Gardner Kerry M, Crawford Richard I
1 Departments of Dermatology and Skin Science, University of British Columbia, Vancouver, BC, Canada.
2 Departments of Pathology and Laboratory Medicine, University of British Columbia, Vancouver, BC, Canada.
J Cutan Med Surg. 2018 Jan/Feb;22(1):22-24. doi: 10.1177/1203475417722734. Epub 2017 Jul 18.
It has been postulated that periodic acid-Schiff staining of basement membrane can predict direct immunofluorescence patterns seen in epidermolysis bullosa acquisita and bullous pemphigoid. It has also been suggested that the type of inflammatory infiltrate or presence of fraying of basal keratinocytes may differentiate these two conditions.

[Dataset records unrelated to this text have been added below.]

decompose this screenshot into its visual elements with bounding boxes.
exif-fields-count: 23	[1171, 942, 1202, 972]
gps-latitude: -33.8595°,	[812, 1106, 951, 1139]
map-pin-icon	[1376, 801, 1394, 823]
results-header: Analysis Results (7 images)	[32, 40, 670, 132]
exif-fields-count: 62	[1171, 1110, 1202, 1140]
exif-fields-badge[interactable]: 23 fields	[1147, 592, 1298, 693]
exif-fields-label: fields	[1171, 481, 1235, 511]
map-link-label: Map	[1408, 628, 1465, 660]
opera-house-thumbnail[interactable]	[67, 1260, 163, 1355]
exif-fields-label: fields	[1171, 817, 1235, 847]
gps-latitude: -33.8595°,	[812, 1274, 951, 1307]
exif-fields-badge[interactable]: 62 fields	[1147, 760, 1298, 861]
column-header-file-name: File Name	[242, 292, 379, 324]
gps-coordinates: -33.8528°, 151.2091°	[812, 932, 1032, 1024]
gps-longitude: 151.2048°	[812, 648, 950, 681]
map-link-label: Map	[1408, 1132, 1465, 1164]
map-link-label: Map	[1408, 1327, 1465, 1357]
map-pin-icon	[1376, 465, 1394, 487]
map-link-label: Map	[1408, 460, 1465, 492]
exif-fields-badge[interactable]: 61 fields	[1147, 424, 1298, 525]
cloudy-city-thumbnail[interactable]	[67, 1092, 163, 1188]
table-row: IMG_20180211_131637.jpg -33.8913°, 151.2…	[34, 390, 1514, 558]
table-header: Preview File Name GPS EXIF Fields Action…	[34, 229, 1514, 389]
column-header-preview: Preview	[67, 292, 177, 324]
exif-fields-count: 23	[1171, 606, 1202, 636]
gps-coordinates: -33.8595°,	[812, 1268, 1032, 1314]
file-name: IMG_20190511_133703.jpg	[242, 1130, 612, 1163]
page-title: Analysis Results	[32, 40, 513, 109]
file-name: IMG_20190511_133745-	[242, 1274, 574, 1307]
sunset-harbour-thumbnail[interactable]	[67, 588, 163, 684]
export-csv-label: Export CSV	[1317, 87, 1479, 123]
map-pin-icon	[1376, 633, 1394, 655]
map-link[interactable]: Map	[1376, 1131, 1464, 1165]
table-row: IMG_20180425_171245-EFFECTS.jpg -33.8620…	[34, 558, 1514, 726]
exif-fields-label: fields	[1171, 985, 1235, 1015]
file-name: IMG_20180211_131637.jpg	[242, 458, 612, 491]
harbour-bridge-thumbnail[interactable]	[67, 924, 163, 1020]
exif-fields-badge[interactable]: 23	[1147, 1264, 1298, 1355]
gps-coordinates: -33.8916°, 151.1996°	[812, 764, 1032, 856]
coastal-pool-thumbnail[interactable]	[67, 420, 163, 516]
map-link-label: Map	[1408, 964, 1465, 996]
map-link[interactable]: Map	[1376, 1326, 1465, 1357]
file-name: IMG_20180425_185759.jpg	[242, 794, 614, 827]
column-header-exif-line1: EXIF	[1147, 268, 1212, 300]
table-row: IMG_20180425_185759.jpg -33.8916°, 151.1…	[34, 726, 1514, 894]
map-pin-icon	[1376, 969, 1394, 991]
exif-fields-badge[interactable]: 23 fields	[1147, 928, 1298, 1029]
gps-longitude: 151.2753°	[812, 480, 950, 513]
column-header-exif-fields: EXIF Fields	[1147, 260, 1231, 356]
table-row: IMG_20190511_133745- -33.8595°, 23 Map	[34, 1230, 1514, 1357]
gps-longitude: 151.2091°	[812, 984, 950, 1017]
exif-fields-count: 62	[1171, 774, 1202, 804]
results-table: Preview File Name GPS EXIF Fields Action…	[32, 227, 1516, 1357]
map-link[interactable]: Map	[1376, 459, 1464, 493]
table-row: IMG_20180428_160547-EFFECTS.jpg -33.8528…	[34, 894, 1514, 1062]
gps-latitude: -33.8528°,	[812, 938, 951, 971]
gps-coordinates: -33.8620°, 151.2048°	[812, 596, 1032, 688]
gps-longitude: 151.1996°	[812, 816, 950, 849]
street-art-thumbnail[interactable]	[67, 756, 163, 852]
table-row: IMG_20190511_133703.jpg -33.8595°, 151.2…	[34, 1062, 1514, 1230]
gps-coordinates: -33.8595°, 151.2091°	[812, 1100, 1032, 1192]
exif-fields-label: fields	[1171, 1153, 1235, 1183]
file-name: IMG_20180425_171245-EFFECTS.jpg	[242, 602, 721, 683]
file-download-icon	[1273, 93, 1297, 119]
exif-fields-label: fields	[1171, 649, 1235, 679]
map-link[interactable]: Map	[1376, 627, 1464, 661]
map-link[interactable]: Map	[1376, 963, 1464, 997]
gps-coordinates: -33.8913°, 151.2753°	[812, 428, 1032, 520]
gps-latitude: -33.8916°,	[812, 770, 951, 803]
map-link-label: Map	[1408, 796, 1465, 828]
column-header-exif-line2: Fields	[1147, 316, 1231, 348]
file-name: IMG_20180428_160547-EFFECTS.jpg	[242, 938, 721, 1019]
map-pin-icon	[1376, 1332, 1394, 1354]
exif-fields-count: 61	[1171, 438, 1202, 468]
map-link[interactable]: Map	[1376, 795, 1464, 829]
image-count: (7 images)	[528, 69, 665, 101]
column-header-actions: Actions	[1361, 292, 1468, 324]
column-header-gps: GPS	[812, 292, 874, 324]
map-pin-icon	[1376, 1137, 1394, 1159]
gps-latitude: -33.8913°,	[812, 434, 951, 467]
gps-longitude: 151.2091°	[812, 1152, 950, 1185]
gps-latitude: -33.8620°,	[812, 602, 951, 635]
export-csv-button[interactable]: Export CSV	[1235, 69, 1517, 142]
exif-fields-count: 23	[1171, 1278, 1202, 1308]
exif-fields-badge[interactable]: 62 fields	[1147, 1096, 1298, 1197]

In this study, we aimed to confirm these observations.
We reviewed 13 cases of direct immunofluorescence-confirmed epidermolysis bullosa acquisita and 19 cases of direct immunofluorescence-confirmed bullous pemphigoid, all with a subepidermal blister in the routinely processed specimen. The gold standard for diagnosis of epidermolysis bullosa acquisita vs bullous pemphigoid was taken to be identification of immune deposits on the dermal side ('floor' for epidermolysis bullosa acquisita) or the epidermal side ('roof' for bullous pemphigoid) of the salt-split direct immunofluorescence specimen. Our tests to distinguish epidermolysis bullosa acquisita from bullous pemphigoid on the routinely processed biopsy included periodic acid-Schiff basement membrane on the blister roof, neutrophilic infiltrate, lack of eosinophilic infiltrate, and absence of keratinocyte fraying.
Sensitivity and specificity for each test were as follows: periodic acid-Schiff staining of roof (sensitivity 25%, specificity 95%), neutrophilic infiltrate (sensitivity 54%, specificity 74%), lack of eosinophilic infiltrate (sensitivity 92%, specificity 68%), and absence of keratinocyte fraying (sensitivity 62%, specificity 58%).
Features in the routinely processed biopsy were unable to reliably distinguish between epidermolysis bullosa acquisita and bullous pemphigoid. Direct immunofluorescence on salt-split skin remains the standard for differentiation.
据推测,基底膜的过碘酸-希夫染色可预测获得性大疱性表皮松解症和大疱性类天疱疮中所见的直接免疫荧光模式。也有人提出,炎症浸润的类型或基底角质形成细胞的磨损情况可能有助于区分这两种疾病。
在本研究中,我们旨在证实这些观察结果。
我们回顾了13例经直接免疫荧光确诊的获得性大疱性表皮松解症病例和19例经直接免疫荧光确诊的大疱性类天疱疮病例,所有病例在常规处理的标本中均有表皮下水疱。获得性大疱性表皮松解症与大疱性类天疱疮诊断的金标准是在盐裂直接免疫荧光标本的真皮侧(获得性大疱性表皮松解症的“底部”)或表皮侧(大疱性类天疱疮的“顶部”)识别免疫沉积物。我们在常规处理的活检标本上区分获得性大疱性表皮松解症和大疱性类天疱疮的检测方法包括水疱顶部的过碘酸-希夫基底膜染色、中性粒细胞浸润、无嗜酸性粒细胞浸润以及角质形成细胞无磨损。
每项检测的敏感性和特异性如下:顶部过碘酸-希夫染色(敏感性25%,特异性95%)、中性粒细胞浸润(敏感性54%,特异性74%)、无嗜酸性粒细胞浸润(敏感性92%,特异性68%)以及角质形成细胞无磨损(敏感性62%,特异性58%)。
常规处理的活检标本中的特征无法可靠地区分获得性大疱性表皮松解症和大疱性类天疱疮。盐裂皮肤的直接免疫荧光检查仍然是鉴别诊断的标准。